– Кроме Дашки, никого не могу представить. Макс? Мы у Аринки дома были в субботу, накануне ее смерти. И Макс, и я, и Ванька, и еще пара друзей… Впрочем, она могла его просто потерять. Он не представлял для нее никакой ценности, понимаешь? Это просто ежедневник для расписания и дурацких заметок. Никаких сердечных тайн она там не хранила!
– Его могли забрать в институте?
– Могли. Обычно мы просто кладем вещи на парту и идем шататься по коридору или в столовую, пока пара не начнется. Даже сумки оставляем. Я обычно только телефон беру. Аринка тоже.
Я вдруг четко увидела нашу любимую аудиторию на четвертом этаже, как на парте, которая всегда считалась нашей с Аринкой – третья в правом ряду, – лежат лекционные тетрадки, Аринкин блокнот и стильный пенал из кожзама с блестящей подвеской на молнии. Как кто-то проходит мимо парты и забирает этот блокнот с золотой рыбкой на обложке. Я ясно представила, как чьи-то грязные жадные руки хватают его и прячут в темный мешок.

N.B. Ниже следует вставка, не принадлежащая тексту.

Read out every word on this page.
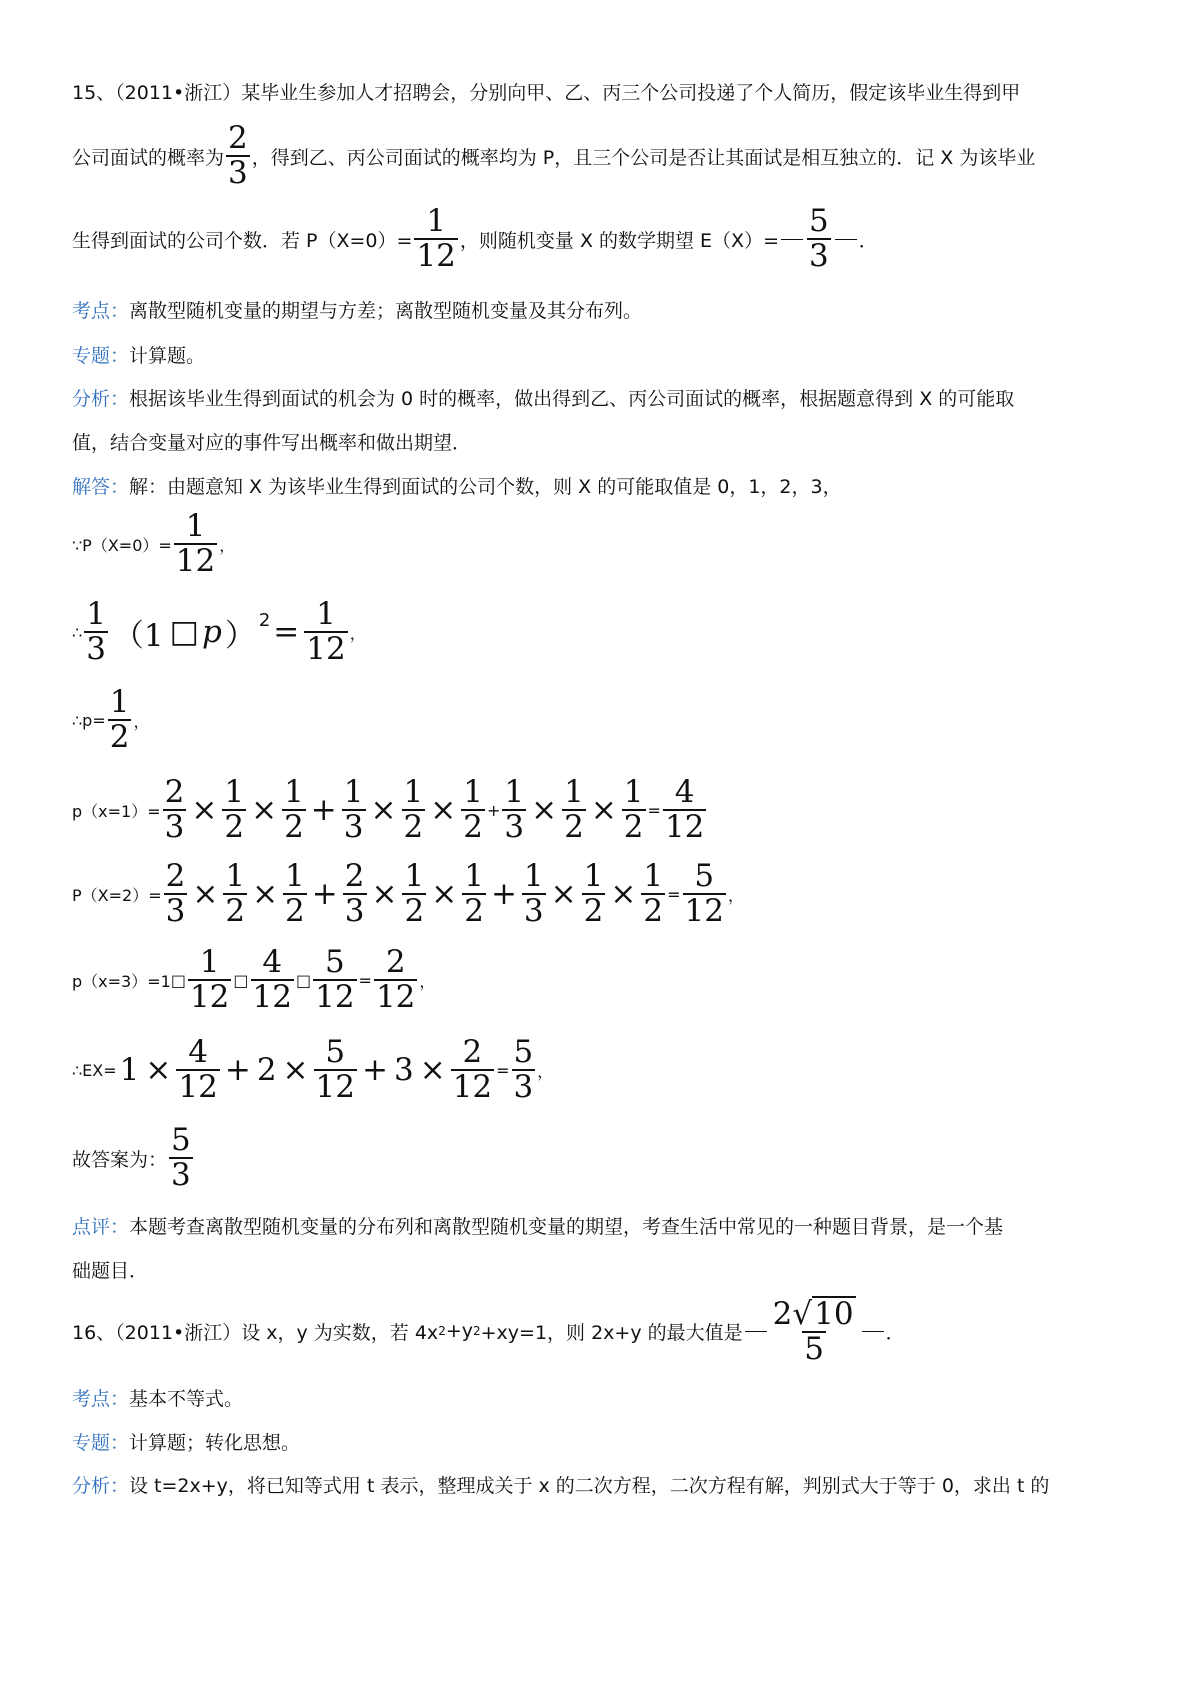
15、（2011•浙江）某毕业生参加人才招聘会，分别向甲、乙、丙三个公司投递了个人简历，假定该毕业生得到甲
公司面试的概率为 $\frac{2}{3}$ ，得到乙、丙公司面试的概率均为 P，且三个公司是否让其面试是相互独立的．记 X 为该毕业
生得到面试的公司个数．若 $P(X=0)= \frac{1}{12}$ ，则随机变量 X 的数学期望 $E(X)= \frac{5}{3}$ ．
考点：离散型随机变量的期望与方差；离散型随机变量及其分布列。
专题：计算题。
分析：根据该毕业生得到面试的机会为 0 时的概率，做出得到乙、丙公司面试的概率，根据题意得到 X 的可能取
值，结合变量对应的事件写出概率和做出期望．
解答：解：由题意知 X 为该毕业生得到面试的公司个数，则 X 的可能取值是 0，1，2，3，
∵P（X=0）= $\frac{1}{12}$ ，
∴ $\frac{1}{3} (1$ □ p ）$^2 = \frac{1}{12}$ ，
∴p= $\frac{1}{2}$ ，
$p(x=1)= \frac{2}{3} \times \frac{1}{2} \times \frac{1}{2} + \frac{1}{3} \times \frac{1}{2} \times \frac{1}{2} + \frac{1}{3} \times \frac{1}{2} \times \frac{1}{2} = \frac{4}{12}$
$P(X=2)= \frac{2}{3} \times \frac{1}{2} \times \frac{1}{2} + \frac{2}{3} \times \frac{1}{2} \times \frac{1}{2} + \frac{1}{3} \times \frac{1}{2} \times \frac{1}{2} = \frac{5}{12}$ ，
p（x=3）=1 □ $\frac{1}{12}$ □ $\frac{4}{12}$ □ $\frac{5}{12} = \frac{2}{12}$ ，
∴EX= $1 \times \frac{4}{12} + 2 \times \frac{5}{12} + 3 \times \frac{2}{12} = \frac{5}{3}$ ，
故答案为： $\frac{5}{3}$
点评：本题考查离散型随机变量的分布列和离散型随机变量的期望，考查生活中常见的一种题目背景，是一个基
础题目．
16、（2011•浙江）设 x，y 为实数，若 4x 2 +y 2 +xy=1，则 2x+y 的最大值是 $\frac{2√10}{5}$ ．
考点：基本不等式。
专题：计算题；转化思想。
分析：设 t=2x+y，将已知等式用 t 表示，整理成关于 x 的二次方程，二次方程有解，判别式大于等于 0，求出 t 的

– Ладно. – Диля взмахивает рукой, проводя невидимую черту. – Вторая улика – это бусы. У нас в городе не так уж много магазинов с побрякушками, можем обойти их и выяснить, где они были куплены. Может, там даже вспомнят, кто их купил.
Я усмехаюсь:
– Ага, конечно. Это уж совсем расследование в духе Нэнси Дрю!
– Ну давай сходим хотя бы в те, которые знаем! Чем черт не шутит!
– О’кей, посмотрим.
Я смотрю на телефон и вижу, что мне снова названивает Ритка. Диля замечает, что я отвлекаюсь, и говорит:
– Ну так что мы решим? Как будем действовать?
Действовать? Давно не задумывалась, как мне действовать. По-моему, все это время обстоятельства действовали за меня, а я только шла туда, куда толкают, натыкаясь на углы и врезаясь в стены на крутых поворотах. Теперь же мне приятно осознавать, что я и правда могу попытаться держать ситуацию под контролем.
– Если бы в этих записках был хоть намек на угрозу, можно было бы отнести их в полицию… – говорю я неуверенно.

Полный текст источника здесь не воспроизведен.